はっとして見れば、“できそこない”が足に絡み付いているではないか。
それを見咎め、ヤスは光の速さで薙ぎ払った。
一瞬にして、白いそれは弾き消された。
対するヤスは、高々一太刀薙いだ動作だけなのに、肩を上下させている。
彼が“できそこない”と出会いたくない理由は、これだ。
“できそこない”に触れると、それが人だった頃の感情が意識に流れ込み、動けなくなるのだ。
畳み掛けるように溢れ出す感情が流れ込むと、憑依された相手は自身の思考を乗っ取られれ、自我が崩壊する。

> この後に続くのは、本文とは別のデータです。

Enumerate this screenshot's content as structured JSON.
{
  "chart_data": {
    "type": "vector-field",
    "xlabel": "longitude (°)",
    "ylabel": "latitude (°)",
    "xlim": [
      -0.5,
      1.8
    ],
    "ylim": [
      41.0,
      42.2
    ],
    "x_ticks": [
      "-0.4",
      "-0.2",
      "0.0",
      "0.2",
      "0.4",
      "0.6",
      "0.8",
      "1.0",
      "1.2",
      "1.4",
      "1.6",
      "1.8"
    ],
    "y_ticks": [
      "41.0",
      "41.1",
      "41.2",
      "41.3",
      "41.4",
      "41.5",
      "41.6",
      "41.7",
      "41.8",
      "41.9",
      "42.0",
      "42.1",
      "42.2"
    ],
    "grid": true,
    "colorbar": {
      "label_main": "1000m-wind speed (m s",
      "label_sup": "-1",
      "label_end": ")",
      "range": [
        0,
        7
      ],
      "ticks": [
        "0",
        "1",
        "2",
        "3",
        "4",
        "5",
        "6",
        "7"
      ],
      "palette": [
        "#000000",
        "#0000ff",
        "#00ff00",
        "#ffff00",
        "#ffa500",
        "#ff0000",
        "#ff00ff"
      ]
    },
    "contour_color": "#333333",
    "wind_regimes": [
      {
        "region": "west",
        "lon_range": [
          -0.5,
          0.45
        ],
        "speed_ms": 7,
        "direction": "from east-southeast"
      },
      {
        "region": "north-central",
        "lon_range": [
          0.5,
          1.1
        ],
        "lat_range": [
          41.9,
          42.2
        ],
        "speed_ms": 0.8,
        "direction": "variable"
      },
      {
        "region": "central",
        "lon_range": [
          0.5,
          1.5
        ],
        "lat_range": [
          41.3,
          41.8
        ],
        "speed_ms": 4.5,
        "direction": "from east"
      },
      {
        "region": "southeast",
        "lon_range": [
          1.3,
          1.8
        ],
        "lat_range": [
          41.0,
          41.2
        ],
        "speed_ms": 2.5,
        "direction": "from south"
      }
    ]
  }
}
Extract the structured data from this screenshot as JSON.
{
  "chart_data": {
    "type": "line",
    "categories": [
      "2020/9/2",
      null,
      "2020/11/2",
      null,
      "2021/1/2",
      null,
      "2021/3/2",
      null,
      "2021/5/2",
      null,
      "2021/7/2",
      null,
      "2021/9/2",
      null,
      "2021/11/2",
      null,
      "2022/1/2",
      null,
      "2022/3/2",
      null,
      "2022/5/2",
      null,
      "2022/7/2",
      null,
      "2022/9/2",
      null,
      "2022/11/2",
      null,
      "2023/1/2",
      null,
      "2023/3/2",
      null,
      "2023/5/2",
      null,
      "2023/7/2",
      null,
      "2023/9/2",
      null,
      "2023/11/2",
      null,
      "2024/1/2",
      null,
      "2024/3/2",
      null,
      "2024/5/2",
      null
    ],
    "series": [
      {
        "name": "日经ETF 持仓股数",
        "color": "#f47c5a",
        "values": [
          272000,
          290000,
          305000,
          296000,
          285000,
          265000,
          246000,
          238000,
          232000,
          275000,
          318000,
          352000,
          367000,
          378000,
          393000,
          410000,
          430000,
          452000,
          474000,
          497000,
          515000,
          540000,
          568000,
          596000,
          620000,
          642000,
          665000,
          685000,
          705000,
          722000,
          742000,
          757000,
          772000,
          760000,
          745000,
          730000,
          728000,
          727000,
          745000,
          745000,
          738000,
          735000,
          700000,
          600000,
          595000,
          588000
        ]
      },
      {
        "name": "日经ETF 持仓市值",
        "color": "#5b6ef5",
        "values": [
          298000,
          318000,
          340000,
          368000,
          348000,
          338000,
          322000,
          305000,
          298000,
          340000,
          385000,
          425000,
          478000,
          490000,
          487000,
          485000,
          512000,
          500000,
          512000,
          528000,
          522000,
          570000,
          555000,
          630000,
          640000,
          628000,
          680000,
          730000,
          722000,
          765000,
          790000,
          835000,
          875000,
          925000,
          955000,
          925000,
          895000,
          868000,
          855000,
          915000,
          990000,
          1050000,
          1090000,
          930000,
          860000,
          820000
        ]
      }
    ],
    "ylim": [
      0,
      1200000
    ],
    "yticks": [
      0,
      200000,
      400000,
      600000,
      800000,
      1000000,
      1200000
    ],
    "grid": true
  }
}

そうして、やがてはできそこないの一部になってしまう。
ヤスは、そんな人間を何人も見てきたし、そんな人間を作り出した側でもある。

(嗚呼、そうだ…だから、俺はこいつらが死ぬほど嫌なんだ…)

見るたびに、自分の罪を思い出してしまう。
否、決してヤスは自分の意思でそうした訳じゃない。
サンに意思を奪われていたといえば、それまでのことだ。
だが、真面目なヤスには、そう簡単に割りきれないのだけれど。